Fabio Polenghi in una foto fornitami a beneficio di diffusione dalla sorella Isabella
Fabio è stato ucciso ieri a Bangkok. Si trovava in Thailandia per documentare, in qualità di fotoreporter, la resistenza delle "camicie rosse" fedeli all'ex premier populista in esilio Thaksin Shinawatra che dal 12 Marzo occupano il centro della capitale in una protesta antigovernativa a oltranza. Protesta che è a più riprese sfociata in aspri combattimenti contro l'esercito, giorno dopo giorno sempre più a ridosso dell'accampamento dei ribelli. Un avvicinamento che ieri mattina si è trasformato in una vera e propria "offensiva finale" causando 6 morti (70 dall'inizio degli scontri) tra cui il fotografo milanese. Poche ore dopo, la resa dei leader dell'opposizione.

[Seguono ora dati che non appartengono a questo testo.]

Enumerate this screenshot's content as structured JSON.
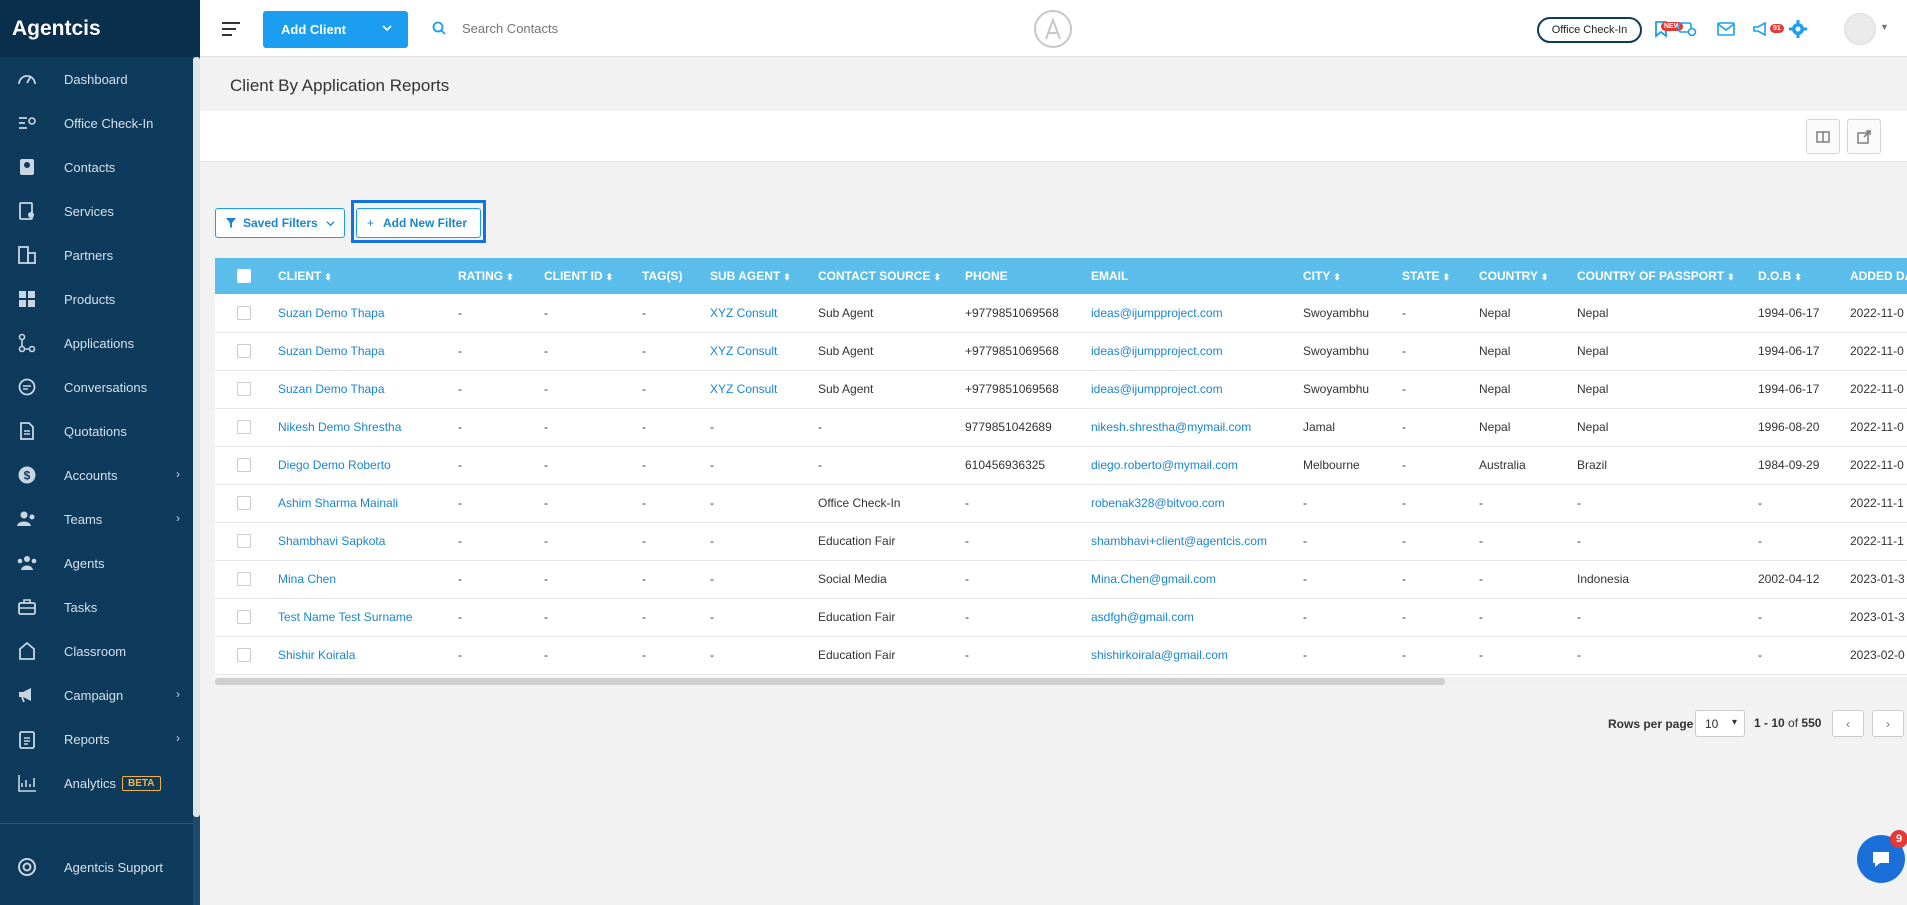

Le immagini televisive che si susseguiranno durante il corso di tutta la giornata mostreranno i drammatici momenti dei soccorsi a Fabio da parte di altri colleghi fotoreporter presenti sul campo, accorsi per cercare di impedire quello che sarà poi il tragico epilogo del suo servizio sui fatti thailandesi. Il corpo di Fabio, raccolto da terra, trasportato a fatica per alcuni metri per poi essere caricato su una moto, quindi incastrato in mezzo a due persone affinchè non cada, e la disperata corsa in ospedale che una foto dell'agenzia Epa ha sintetizzato per noi nell'espressione del conducente: allucinata dalla tensione, mentre, il busto sporto sul manubrio, si fa strada tra la folla per raggiungere la struttura sanitaria il prima possibile.
Qui altre immagini, quelle forse più forti: il corpo, probabilmente già senza vita caricato su una barella, tutto intorno, telecamere e macchine fotografiche alla mano, gli altri operatori dell'informazione, molti, a riprendere un collega che non ce l'ha fatta, un collega più sfortunato, ma che sarebbe potuto essere uno qualsiasi di loro; i nostri occhi sono come impazziti difronte al cocktail di immagini che non ci da tregua, impedendoci di riflettere un istante e di decidere se continuare ad aggredire sbigottiti lo schermo o distogliere lo sguardo per pietà o rispetto. Siamo proiettati di nuovo in mezzo alla folla, in direzione delle loro forsennate inquadrature, e proprio li, immobile, casco blu con scritta gialla "press", Fabio, gli occhi sgranati per metà coperti da quel dannato casco nella fotografia di un reporter della Reuters.
Intanto le immagini dell'emittente locale sono ancora quelle della fase di soccorso. E mentre le tragiche sequenze si susseguono, in un piccolo riquadro in basso a destra dello schermo un tizio gesticola, racconta anche lui con il suo linguaggio per i telespettatori sordomuti, come se ci fosse bisogno di spiegare una morte che per noi non ha più segreti. La morte di chi era li per raccontare, ma che si è trasformato in protagonista. La morte da tutte le angolazioni possibili. Tutte angolazioni necessarie e indispensabili.
Dall'inizio del 2010 i reporter uccisi nelle zone di guerra sono stati 12.